Centralized/Decentralized

In the world of security policy and practices there are two main types of access control environments: centralized and decentralized. Centralized access control security practices focus on maintaining and storing user IDs, passwords, permissions, and access rights in a single centralized location. The decentralized access approach to network security focuses on the control and storage of user IDs, passwords, permissions, and access rights across an enterprise in multiple locations. Most modern day client/server networks implement the decentralized approach.

Security Roles and Responsibilities

The Security+ examination might question you on the following security roles and responsibilities.
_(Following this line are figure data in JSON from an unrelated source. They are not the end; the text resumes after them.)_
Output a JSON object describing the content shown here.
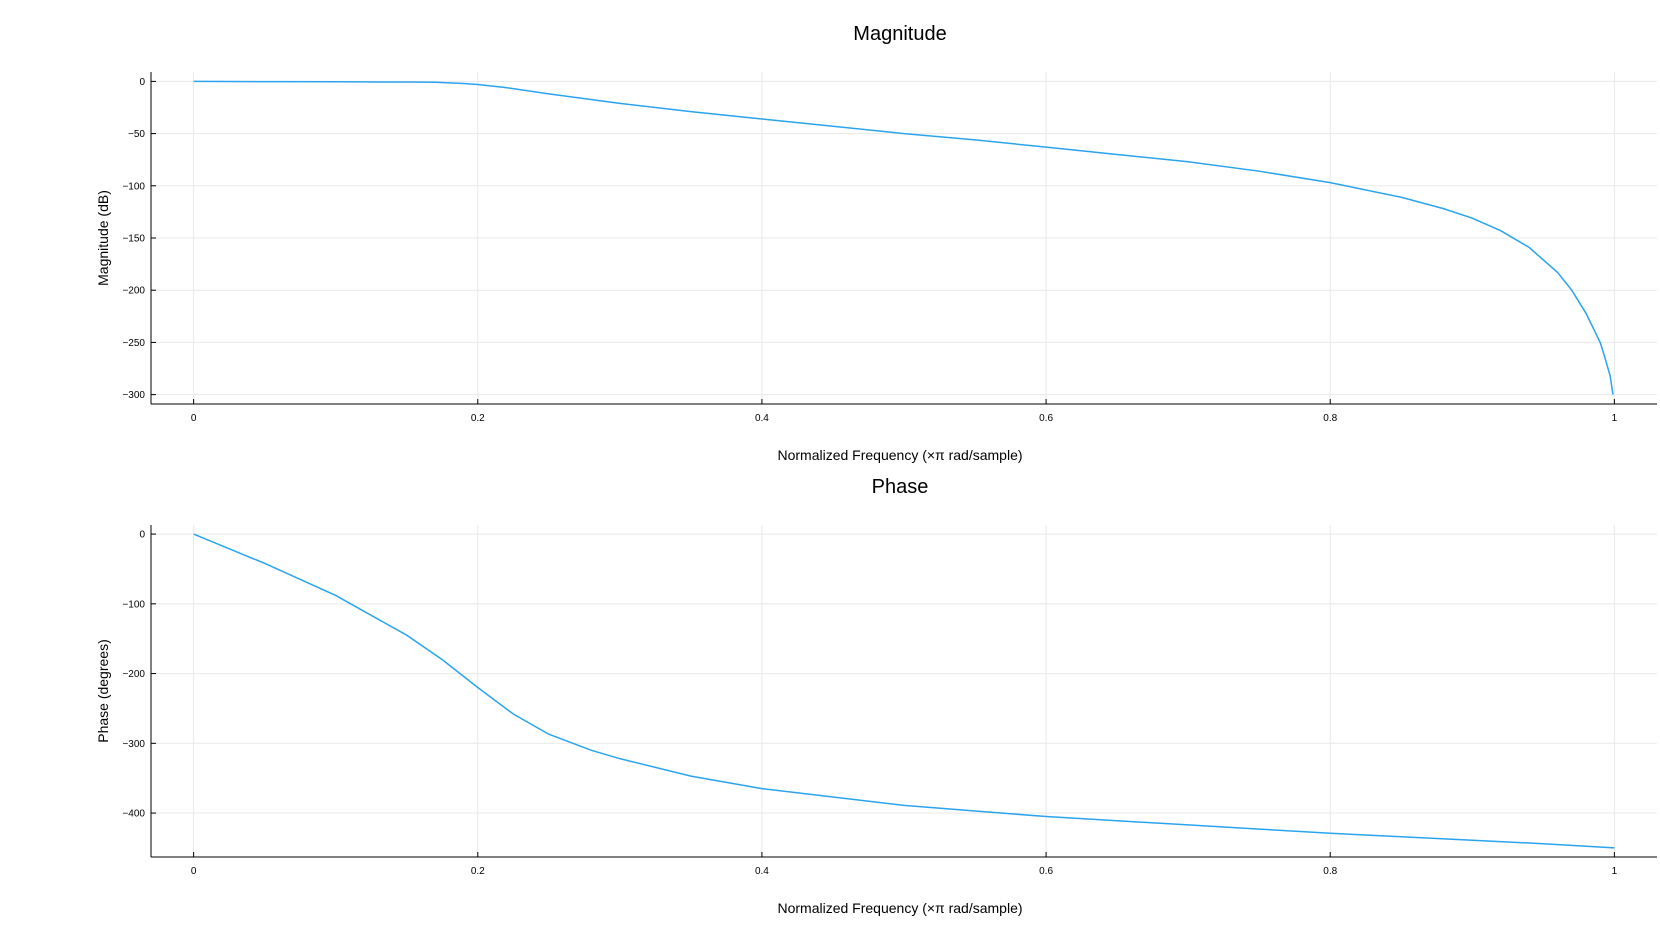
{
  "chart_data": [
    {
      "type": "line",
      "title": "Magnitude",
      "xlabel": "Normalized Frequency (×π rad/sample)",
      "ylabel": "Magnitude (dB)",
      "xlim": [
        -0.03,
        1.03
      ],
      "ylim": [
        -309,
        9
      ],
      "xticks": [
        0,
        0.2,
        0.4,
        0.6,
        0.8,
        1
      ],
      "xtick_labels": [
        "0",
        "0.2",
        "0.4",
        "0.6",
        "0.8",
        "1"
      ],
      "yticks": [
        0,
        -50,
        -100,
        -150,
        -200,
        -250,
        -300
      ],
      "ytick_labels": [
        "0",
        "−50",
        "−100",
        "−150",
        "−200",
        "−250",
        "−300"
      ],
      "grid": true,
      "legend": "none",
      "color": "#2aa4ee",
      "series": [
        {
          "x": [
            0,
            0.05,
            0.1,
            0.15,
            0.17,
            0.19,
            0.2,
            0.22,
            0.25,
            0.3,
            0.35,
            0.4,
            0.45,
            0.5,
            0.55,
            0.6,
            0.65,
            0.7,
            0.75,
            0.8,
            0.85,
            0.88,
            0.9,
            0.92,
            0.94,
            0.96,
            0.97,
            0.98,
            0.99,
            0.993,
            0.997,
            0.999
          ],
          "values": [
            0,
            -0.2,
            -0.4,
            -0.6,
            -0.8,
            -2,
            -3,
            -6,
            -12,
            -21,
            -29,
            -36,
            -43,
            -50,
            -56,
            -63,
            -70,
            -77,
            -86,
            -97,
            -111,
            -122,
            -131,
            -143,
            -159,
            -183,
            -200,
            -222,
            -250,
            -263,
            -282,
            -300
          ]
        }
      ]
    },
    {
      "type": "line",
      "title": "Phase",
      "xlabel": "Normalized Frequency (×π rad/sample)",
      "ylabel": "Phase (degrees)",
      "xlim": [
        -0.03,
        1.03
      ],
      "ylim": [
        -463,
        13
      ],
      "xticks": [
        0,
        0.2,
        0.4,
        0.6,
        0.8,
        1
      ],
      "xtick_labels": [
        "0",
        "0.2",
        "0.4",
        "0.6",
        "0.8",
        "1"
      ],
      "yticks": [
        0,
        -100,
        -200,
        -300,
        -400
      ],
      "ytick_labels": [
        "0",
        "−100",
        "−200",
        "−300",
        "−400"
      ],
      "grid": true,
      "legend": "none",
      "color": "#2aa4ee",
      "series": [
        {
          "x": [
            0,
            0.05,
            0.1,
            0.15,
            0.175,
            0.2,
            0.225,
            0.25,
            0.28,
            0.3,
            0.35,
            0.4,
            0.45,
            0.5,
            0.55,
            0.6,
            0.65,
            0.7,
            0.75,
            0.8,
            0.85,
            0.9,
            0.95,
            1.0
          ],
          "values": [
            0,
            -42,
            -88,
            -145,
            -180,
            -220,
            -258,
            -287,
            -310,
            -322,
            -347,
            -365,
            -377,
            -389,
            -397,
            -405,
            -411,
            -417,
            -423,
            -429,
            -434,
            -439,
            -444,
            -450
          ]
        }
      ]
    }
  ]
}
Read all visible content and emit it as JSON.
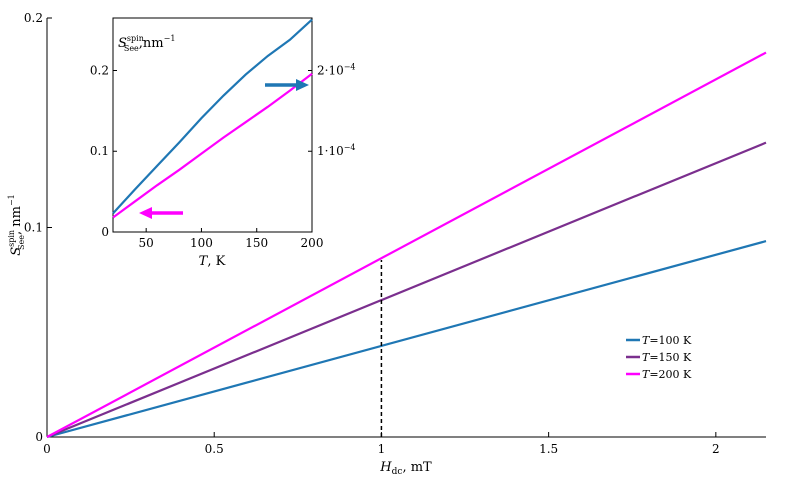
{
  "chart_data": [
    {
      "type": "line",
      "panel": "main",
      "xlabel": "H_dc, mT",
      "xlabel_main": "H",
      "xlabel_sub": "dc",
      "xlabel_unit": ", mT",
      "ylabel": "S_See^spin, nm^-1",
      "ylabel_main": "S",
      "ylabel_sub": "See",
      "ylabel_sup": "spin",
      "ylabel_unit": ", nm",
      "ylabel_exp": "−1",
      "xlim": [
        0,
        2.15
      ],
      "ylim": [
        0,
        0.2
      ],
      "xticks": [
        0,
        0.5,
        1,
        1.5,
        2
      ],
      "xtick_labels": [
        "0",
        "0.5",
        "1",
        "1.5",
        "2"
      ],
      "yticks": [
        0,
        0.1,
        0.2
      ],
      "ytick_labels": [
        "0",
        "0.1",
        "0.2"
      ],
      "legend": "center-right",
      "series": [
        {
          "name_T": "T",
          "name_rest": "=100 K",
          "color": "#1f77b4",
          "x": [
            0,
            2.15
          ],
          "y": [
            0,
            0.0935
          ]
        },
        {
          "name_T": "T",
          "name_rest": "=150 K",
          "color": "#7b2f8e",
          "x": [
            0,
            2.15
          ],
          "y": [
            0,
            0.1405
          ]
        },
        {
          "name_T": "T",
          "name_rest": "=200 K",
          "color": "#ff00ff",
          "x": [
            0,
            2.15
          ],
          "y": [
            0,
            0.1835
          ]
        }
      ],
      "annotations": [
        {
          "type": "dashed-vertical",
          "x": 1,
          "y_from": 0,
          "y_to": 0.0845
        }
      ]
    },
    {
      "type": "line",
      "panel": "inset",
      "xlabel": "T, K",
      "xlabel_main": "T",
      "xlabel_unit": ", K",
      "ylabel": "S_See^spin, nm^-1",
      "ylabel_main": "S",
      "ylabel_sub": "See",
      "ylabel_sup": "spin",
      "ylabel_unit": ",nm",
      "ylabel_exp": "−1",
      "xlim": [
        20,
        200
      ],
      "ylim": [
        0,
        0.265
      ],
      "right_ylim": [
        0,
        0.000265
      ],
      "xticks": [
        50,
        100,
        150,
        200
      ],
      "xtick_labels": [
        "50",
        "100",
        "150",
        "200"
      ],
      "yticks": [
        0,
        0.1,
        0.2
      ],
      "ytick_labels": [
        "0",
        "0.1",
        "0.2"
      ],
      "right_yticks": [
        0.0001,
        0.0002
      ],
      "right_ytick_labels": [
        {
          "mant": "1·10",
          "exp": "−4"
        },
        {
          "mant": "2·10",
          "exp": "−4"
        }
      ],
      "series": [
        {
          "axis": "right",
          "color": "#1f77b4",
          "x": [
            20,
            40,
            60,
            80,
            100,
            120,
            140,
            160,
            180,
            200
          ],
          "y": [
            2.3e-05,
            5.3e-05,
            8.2e-05,
            0.000111,
            0.000141,
            0.000169,
            0.000195,
            0.000218,
            0.000238,
            0.000263
          ]
        },
        {
          "axis": "left",
          "color": "#ff00ff",
          "x": [
            20,
            40,
            60,
            80,
            100,
            120,
            140,
            160,
            180,
            200
          ],
          "y": [
            0.018,
            0.038,
            0.058,
            0.077,
            0.097,
            0.117,
            0.136,
            0.155,
            0.175,
            0.196
          ]
        }
      ]
    }
  ]
}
These are very general descriptions that are common to most businesses as well as most information security related exams:

• Management: Responsible for ensuring that all employees follow security policies and practices. Responsible for protecting all company assets. Responsible for exercising due care in all of their affairs.

• Owner: Responsible for the protection of company information. The owner's responsibilities include determining the classification level of data, making changes to the classification level, and assigning or delegating who will be responsible for data and the security of data. (Data classification levels are described under the 'Documentation' section later in this chapter.)

• Custodian: This is a delegated position that is responsible for the protection and testing of data and procedures. Custodian duties include the verification of system backups and restores as well as keeping updated documentation that supports testing and production efforts.

• User: Anyone who uses data routinely to carry out their normal job responsibilities. Users should be responsible and accountable for the data they work with.